Antibodies targeting the immune checkpoint molecules PD-1, PD-L1 and CTLA-4, administered alone or in combination with chemotherapy, are the standard of care in most patients with metastatic non-small-cell lung cancers. When given before curative surgery, tumor responses and improved event-free survival are achieved. New antibody combinations may be more efficacious and tolerable. In an ongoing, open-label phase 2 study, 60 biomarker-unselected, treatment-naive patients with resectable non-small-cell lung cancer were randomized to receive two preoperative doses of nivolumab (anti-PD-1) with or without relatlimab (anti-LAG-3) antibody therapy. The primary study endpoint was the feasibility of surgery within 43 days, which was met by all patients. Curative resection was achieved in 95% of patients. Secondary endpoints included pathological and radiographic response rates, pathologically complete resection rates, disease-free and overall survival rates, and safety. Major pathological (≤10% viable tumor cells) and objective radiographic responses were achieved in 27% and 10% (nivolumab) and in 30% and 27% (nivolumab and relatlimab) of patients, respectively. In 100% (nivolumab) and 90% (nivolumab and relatlimab) of patients, tumors and lymph nodes were pathologically completely resected. With 12 months median duration of follow-up, disease-free survival and overall survival rates at 12 months were 89% and 93% (nivolumab), and 93% and 100% (nivolumab and relatlimab). Both treatments were safe with grade ≥3 treatment-emergent adverse events reported in 10% and 13% of patients per study arm. Exploratory analyses provided insights into biological processes triggered by preoperative immunotherapy. This study establishes the feasibility and safety of dual targeting of PD-1 and LAG-3 before lung cancer surgery.

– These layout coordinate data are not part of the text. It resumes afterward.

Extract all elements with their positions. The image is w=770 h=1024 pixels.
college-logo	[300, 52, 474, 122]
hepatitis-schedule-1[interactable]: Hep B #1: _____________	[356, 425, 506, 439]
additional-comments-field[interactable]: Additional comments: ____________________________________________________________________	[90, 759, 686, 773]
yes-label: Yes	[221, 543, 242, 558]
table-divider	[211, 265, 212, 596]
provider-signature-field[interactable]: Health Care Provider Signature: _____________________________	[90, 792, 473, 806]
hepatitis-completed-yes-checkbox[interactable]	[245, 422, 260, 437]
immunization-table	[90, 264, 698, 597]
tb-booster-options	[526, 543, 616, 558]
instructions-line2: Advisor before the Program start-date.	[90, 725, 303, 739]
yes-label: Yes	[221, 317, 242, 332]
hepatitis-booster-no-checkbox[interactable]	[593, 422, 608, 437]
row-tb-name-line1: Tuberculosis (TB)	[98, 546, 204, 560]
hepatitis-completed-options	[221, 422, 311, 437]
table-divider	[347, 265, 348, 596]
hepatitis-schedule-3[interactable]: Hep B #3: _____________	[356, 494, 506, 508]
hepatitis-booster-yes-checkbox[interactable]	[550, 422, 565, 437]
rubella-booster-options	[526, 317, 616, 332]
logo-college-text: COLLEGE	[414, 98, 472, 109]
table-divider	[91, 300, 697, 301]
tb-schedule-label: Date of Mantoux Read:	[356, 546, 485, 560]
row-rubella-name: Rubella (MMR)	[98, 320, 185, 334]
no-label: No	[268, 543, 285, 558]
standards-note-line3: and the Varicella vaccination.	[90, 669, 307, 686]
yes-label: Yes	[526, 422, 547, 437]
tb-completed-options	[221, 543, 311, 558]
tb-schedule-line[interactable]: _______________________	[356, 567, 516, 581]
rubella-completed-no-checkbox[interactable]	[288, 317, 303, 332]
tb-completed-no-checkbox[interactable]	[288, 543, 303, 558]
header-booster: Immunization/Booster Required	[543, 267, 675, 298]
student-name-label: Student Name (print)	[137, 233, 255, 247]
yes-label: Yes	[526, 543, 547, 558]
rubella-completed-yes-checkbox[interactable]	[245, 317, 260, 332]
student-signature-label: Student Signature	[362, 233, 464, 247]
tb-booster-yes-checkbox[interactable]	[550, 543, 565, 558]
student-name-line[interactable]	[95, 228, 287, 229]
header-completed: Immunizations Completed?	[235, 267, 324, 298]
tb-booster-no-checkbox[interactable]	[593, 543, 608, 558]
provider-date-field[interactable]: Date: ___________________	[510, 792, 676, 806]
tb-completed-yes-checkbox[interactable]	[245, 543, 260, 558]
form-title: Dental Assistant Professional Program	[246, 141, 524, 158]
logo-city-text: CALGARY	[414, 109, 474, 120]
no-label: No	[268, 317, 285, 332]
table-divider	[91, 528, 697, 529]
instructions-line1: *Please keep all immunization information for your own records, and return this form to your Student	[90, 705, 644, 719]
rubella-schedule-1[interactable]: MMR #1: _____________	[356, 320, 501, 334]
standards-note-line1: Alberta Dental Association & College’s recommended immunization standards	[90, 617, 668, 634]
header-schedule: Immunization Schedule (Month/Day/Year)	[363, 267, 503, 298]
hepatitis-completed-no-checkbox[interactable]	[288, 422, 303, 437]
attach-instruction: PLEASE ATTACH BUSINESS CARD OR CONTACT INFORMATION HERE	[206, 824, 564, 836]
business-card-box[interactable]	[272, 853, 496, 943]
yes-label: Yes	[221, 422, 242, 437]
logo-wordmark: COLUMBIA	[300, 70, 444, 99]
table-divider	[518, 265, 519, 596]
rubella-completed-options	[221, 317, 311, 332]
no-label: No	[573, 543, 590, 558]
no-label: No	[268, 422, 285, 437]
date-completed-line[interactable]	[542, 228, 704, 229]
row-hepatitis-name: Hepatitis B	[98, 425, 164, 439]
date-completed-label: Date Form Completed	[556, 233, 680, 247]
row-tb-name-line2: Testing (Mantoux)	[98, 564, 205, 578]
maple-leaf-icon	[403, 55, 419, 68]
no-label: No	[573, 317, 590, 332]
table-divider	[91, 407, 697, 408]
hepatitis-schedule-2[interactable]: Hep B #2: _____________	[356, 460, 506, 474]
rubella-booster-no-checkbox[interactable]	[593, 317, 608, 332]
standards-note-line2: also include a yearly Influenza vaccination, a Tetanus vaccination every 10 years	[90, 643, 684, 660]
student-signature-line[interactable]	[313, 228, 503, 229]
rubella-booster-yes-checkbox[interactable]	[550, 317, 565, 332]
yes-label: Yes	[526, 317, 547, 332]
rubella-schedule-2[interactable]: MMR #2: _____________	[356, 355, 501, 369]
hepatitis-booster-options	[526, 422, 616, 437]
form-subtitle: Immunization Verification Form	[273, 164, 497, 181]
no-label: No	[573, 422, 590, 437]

ClinicalTrials.gov Indentifier: NCT04205552.

针对免疫检查点分子 PD-1、PD-L1 和 CTLA-4 的抗体单独给药或与化疗联合给药，是大多数转移性非小细胞肺癌患者的标准治疗方法。当在治愈性手术前给予时，可以实现肿瘤反应并改善无事件生存期。新的抗体组合可能更有效且更耐受。在一项正在进行的开放标签 2 期研究中，60 名未选择生物标志物、未接受过治疗的可切除非小细胞肺癌患者被随机分配接受两剂术前纳武单抗（抗 PD-1）联合或不联合 relatlimab（抗-LAG-3)抗体治疗。主要研究终点是 43 天内手术的可行性，所有患者均达到了该终点。 95%的患者实现了根治性切除。次要终点包括病理和放射学反应率、病理完全切除率、无病生存率和总体生存率以及安全性。分别有 27% 和 10%（纳武单抗）以及 30% 和 27%（纳武单抗和 relatlimab）的患者实现了主要病理学（≤10% 活肿瘤细胞）和客观放射学缓解。在 100%（nivolumab）和 90%（nivolumab 和 relatlimab）的患者中，肿瘤和淋巴结在病理上被完全切除。中位随访时间为 12 个月，12 个月时的无病生存率和总生存率分别为 89% 和 93%（nivolumab），以及 93% 和 100%（nivolumab 和 relatlimab）。两种治疗都是安全的，每个研究组有 10% 和 13% 的患者报告了 ≥3 级治疗引起的不良事件。探索性分析提供了对术前免疫治疗触发的生物过程的见解。本研究确立了肺癌手术前双重靶向PD-1和LAG-3的可行性和安全性。

ClinicalTrials.gov 标识符：NCT04205552。